Whatever the reason, October found them living together in their accustomed fashion and now October had passed and November and it was the first week of December.

So far, according to the woodsmen, the winter had been a remarkably open one.

One Friday afternoon, soon after luncheon, Mary Gilchrist came out of the cabin alone. A short time before Mrs. Burton, Mrs. Graham and Marguerite Arnot had gone for a drive, the rough little pony they had been using earlier in the season was now transferred from the carriage to a sleigh.

Ordinarily the Camp Fire guardian preferred the girls not to go any distance away from Tahawus cabin alone. So, as she had found it difficult to secure a companion, Gill had no thought of being outdoors more than an hour. Fresh air and exercise were essential to her health and happiness.

Sally, who first had been asked to accompany her, disliking the cold and none too fond of exercise, had pleaded the fact that she was busily engaged in preparing mincemeat for the approaching Christmas holidays and desired to go on with her task.

Bettina Graham, Gill preferred not to invite, believing that Bettina would surely decline. Alice Ashton and Vera were at work on their Christmas sewing and had a walk of several miles earlier in the day.

Promising Sally to bring back any winter berries or evergreens she might discover, at three o’clock Gill set forth alone. She was dressed in a short skirt and a gray fur coat and cap and was wearing snowshoes.

No snow had fallen for the past week and there was a hard layer of ice. The afternoon was cloudless and brilliant, the sky above the tree tops ravishingly blue.
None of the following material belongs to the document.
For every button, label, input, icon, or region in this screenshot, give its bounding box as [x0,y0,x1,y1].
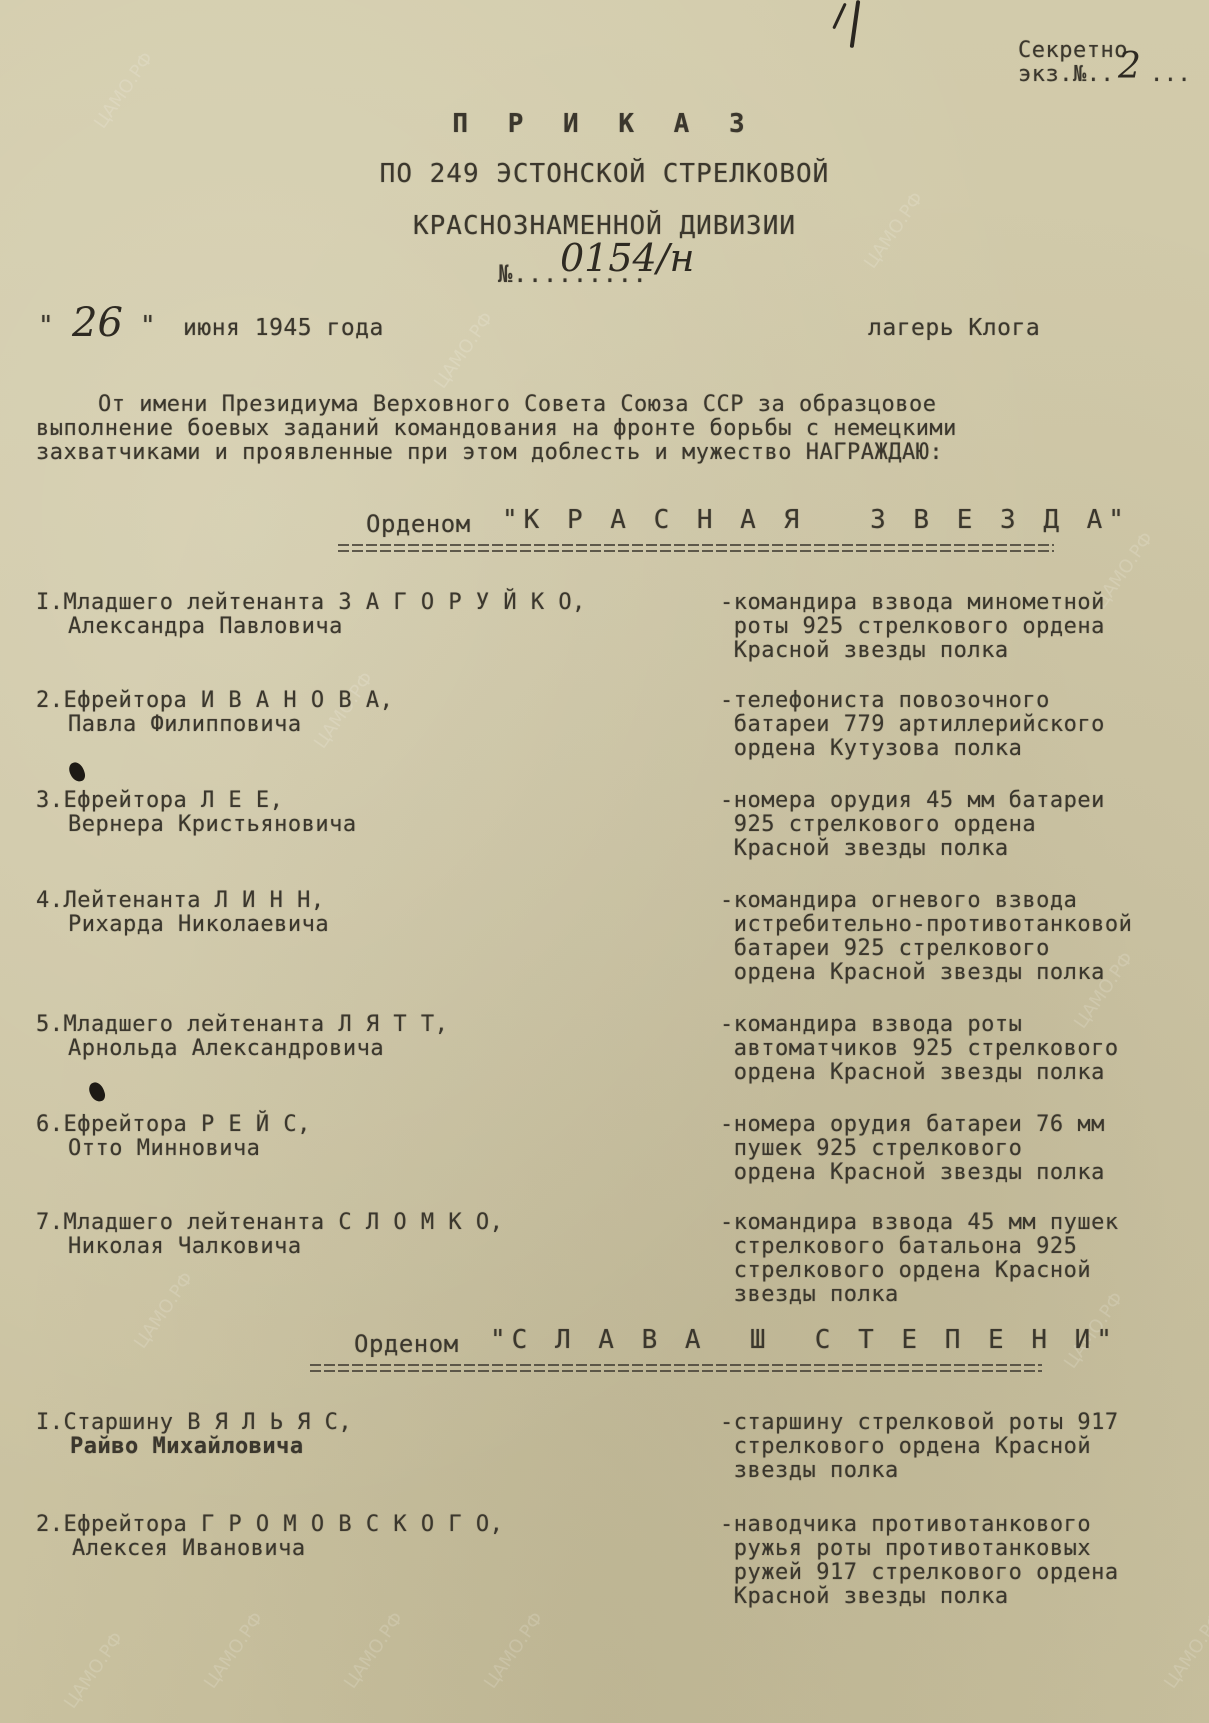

A number of paths led away from the door of the cabin and Gill started along one which came down to the edge of the lake. As the lake was frozen over, she followed the line of the west shore for about half a mile, gliding along on the ice, her cheeks tingling, her eyes sparkling with the delight of the exercise and the exhilaration of the winter air. Not in some time had she felt so serene. These past few weeks for several reasons had been as uncomfortable ones as she ever cared to live through. Fortunately she always had believed in the value of an outdoor life to bring one to more cheerful views, even before her membership in the Camp Fire had emphasized this truth.

Tiring of the smooth surface of the lake, at length Gill climbed a snowdrift to enter a balsam forest which seemed to cover only a small area before it opened into a clearing beyond.